Powerful you are for my sake, and wise;
Such I cannot hide.
(Chapter 122, page 199)
While the medium of language may be inadequate, Marguerite's voice is not. Rather, located within the framework of divine inspiration, it is awesome in its certainty. By the end of her book, Marguerite/the Soul explicitly and fearlessly reasserts her sex and the fruitfulness of her inspiration:
He is fullness,
And by this I am impregnated.
This is the divine seed and Loyal Love.
(Chapter 122, page 201)
The Soul is at once annihilated and yet fecund and life-affirming.

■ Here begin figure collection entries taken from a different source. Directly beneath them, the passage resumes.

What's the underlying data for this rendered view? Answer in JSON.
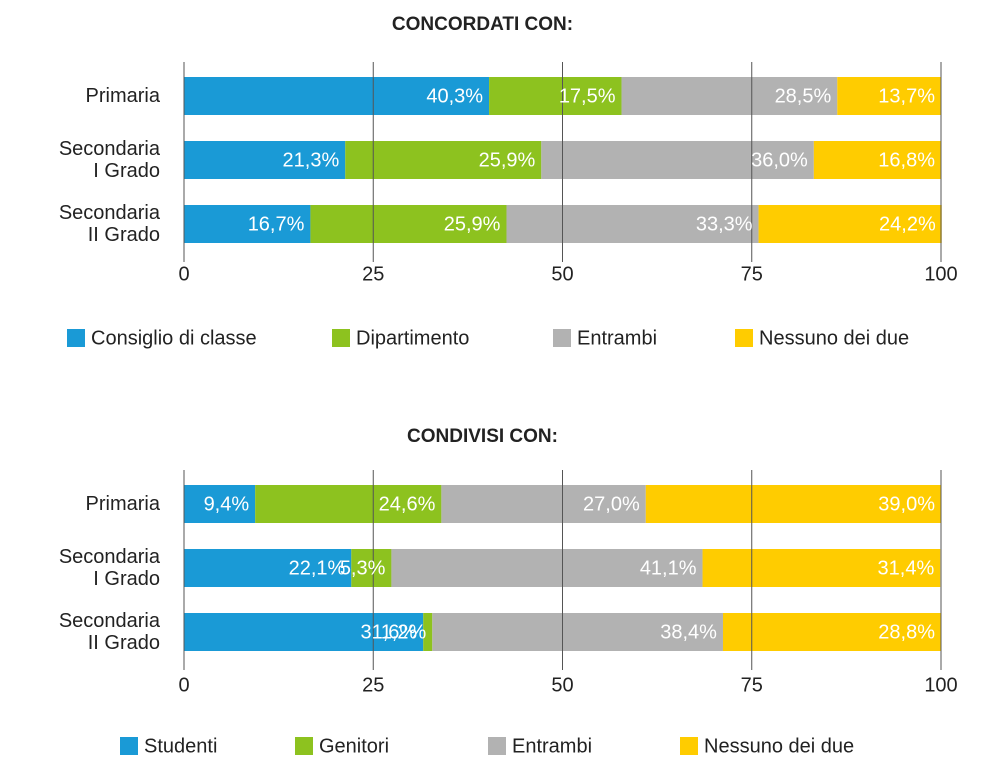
{
  "chart_data": [
    {
      "type": "bar",
      "orientation": "horizontal",
      "stacked": true,
      "title": "CONCORDATI CON:",
      "categories": [
        "Primaria",
        "Secondaria\nI Grado",
        "Secondaria\nII Grado"
      ],
      "series": [
        {
          "name": "Consiglio di classe",
          "color": "#1a9ad6",
          "values": [
            40.3,
            21.3,
            16.7
          ],
          "value_labels": [
            "40,3%",
            "21,3%",
            "16,7%"
          ]
        },
        {
          "name": "Dipartimento",
          "color": "#8dc21f",
          "values": [
            17.5,
            25.9,
            25.9
          ],
          "value_labels": [
            "17,5%",
            "25,9%",
            "25,9%"
          ]
        },
        {
          "name": "Entrambi",
          "color": "#b2b2b2",
          "values": [
            28.5,
            36.0,
            33.3
          ],
          "value_labels": [
            "28,5%",
            "36,0%",
            "33,3%"
          ]
        },
        {
          "name": "Nessuno dei due",
          "color": "#ffcc00",
          "values": [
            13.7,
            16.8,
            24.2
          ],
          "value_labels": [
            "13,7%",
            "16,8%",
            "24,2%"
          ]
        }
      ],
      "xlim": [
        0,
        100
      ],
      "xticks": [
        0,
        25,
        50,
        75,
        100
      ],
      "grid": true,
      "legend": "bottom"
    },
    {
      "type": "bar",
      "orientation": "horizontal",
      "stacked": true,
      "title": "CONDIVISI CON:",
      "categories": [
        "Primaria",
        "Secondaria\nI Grado",
        "Secondaria\nII Grado"
      ],
      "series": [
        {
          "name": "Studenti",
          "color": "#1a9ad6",
          "values": [
            9.4,
            22.1,
            31.6
          ],
          "value_labels": [
            "9,4%",
            "22,1%",
            "31,6%"
          ]
        },
        {
          "name": "Genitori",
          "color": "#8dc21f",
          "values": [
            24.6,
            5.3,
            1.2
          ],
          "value_labels": [
            "24,6%",
            "5,3%",
            "1,2%"
          ]
        },
        {
          "name": "Entrambi",
          "color": "#b2b2b2",
          "values": [
            27.0,
            41.1,
            38.4
          ],
          "value_labels": [
            "27,0%",
            "41,1%",
            "38,4%"
          ]
        },
        {
          "name": "Nessuno dei due",
          "color": "#ffcc00",
          "values": [
            39.0,
            31.4,
            28.8
          ],
          "value_labels": [
            "39,0%",
            "31,4%",
            "28,8%"
          ]
        }
      ],
      "xlim": [
        0,
        100
      ],
      "xticks": [
        0,
        25,
        50,
        75,
        100
      ],
      "grid": true,
      "legend": "bottom"
    }
  ]
}
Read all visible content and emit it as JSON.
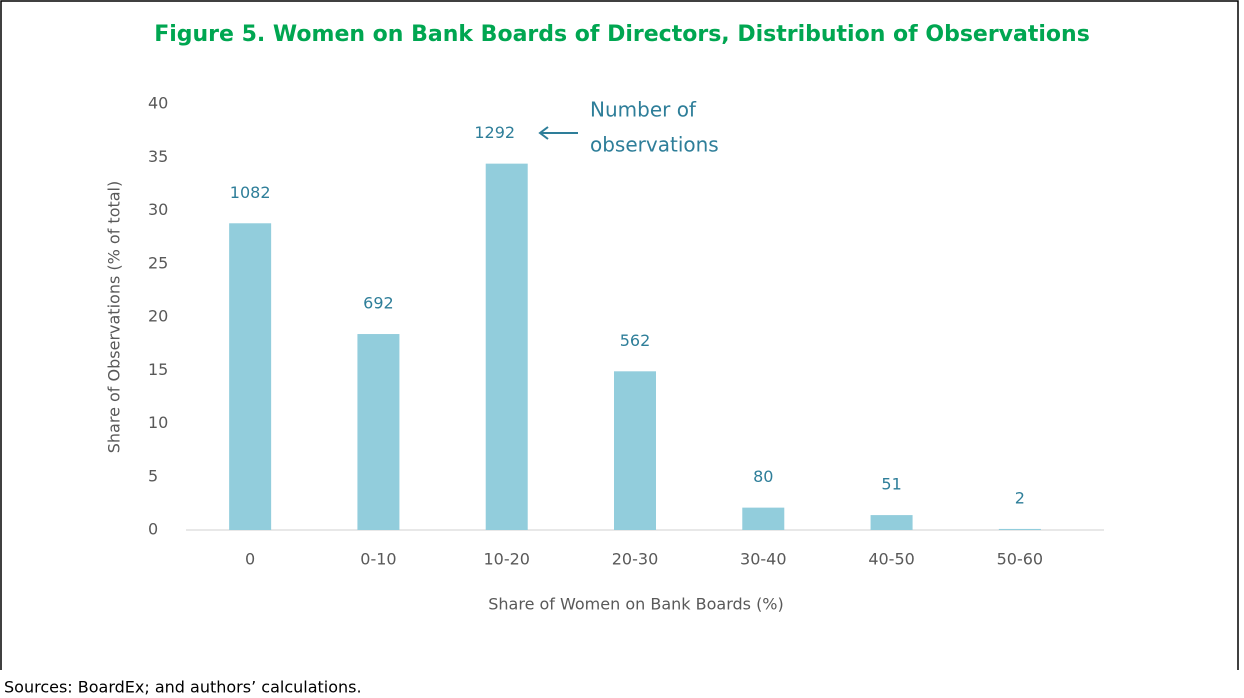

Marguerite Porete used the conventions of courtly love and, more significantly, of courtly authority to construct a theocratic universe which was the antithesis of the society which she saw around her. The voice in which she wrote was confident and authoritative, and yet it was also unmistakably and determinedly, the voice of a woman. It is the combination of these two elements in The Mirror of Simple Souls which made Marguerite's work fatally dangerous and which has rendered it timeless.
References
Devlin, Dennis. “Feminine Lay Piety in the High Middle Ages: The Beguines.” Medieval Religious Women: Volume One: Distant Echoes. Ed. John A. Nicholas and Lillian Thomas Shank. Kalamazoo, MI: Cistercian Publications, 1984.
Dronke, Peter. Women Writers of the Middle Ages. Cambridge: Cambridge University Press, 1984.
Kadar, Marlene. Essays in Life Writing: From Genre to Critical Practice. Toronto: University of Toronto Press, 1992.
Porete, Marguerite. The Mirror of Simple Souls. Trans. Ellen Babinsky. New York: Paulist Press, 1993.
Verduyn, Christl. Lifeline: Marian Engel's Writings. Montreal and Kingston: McGill-Queen's University Press, 1995.
Zum Brunn, Emilie, and Georgette Epiney-Burgard. Women Mystics in Medieval Europe. New York: Paragon House, 1989.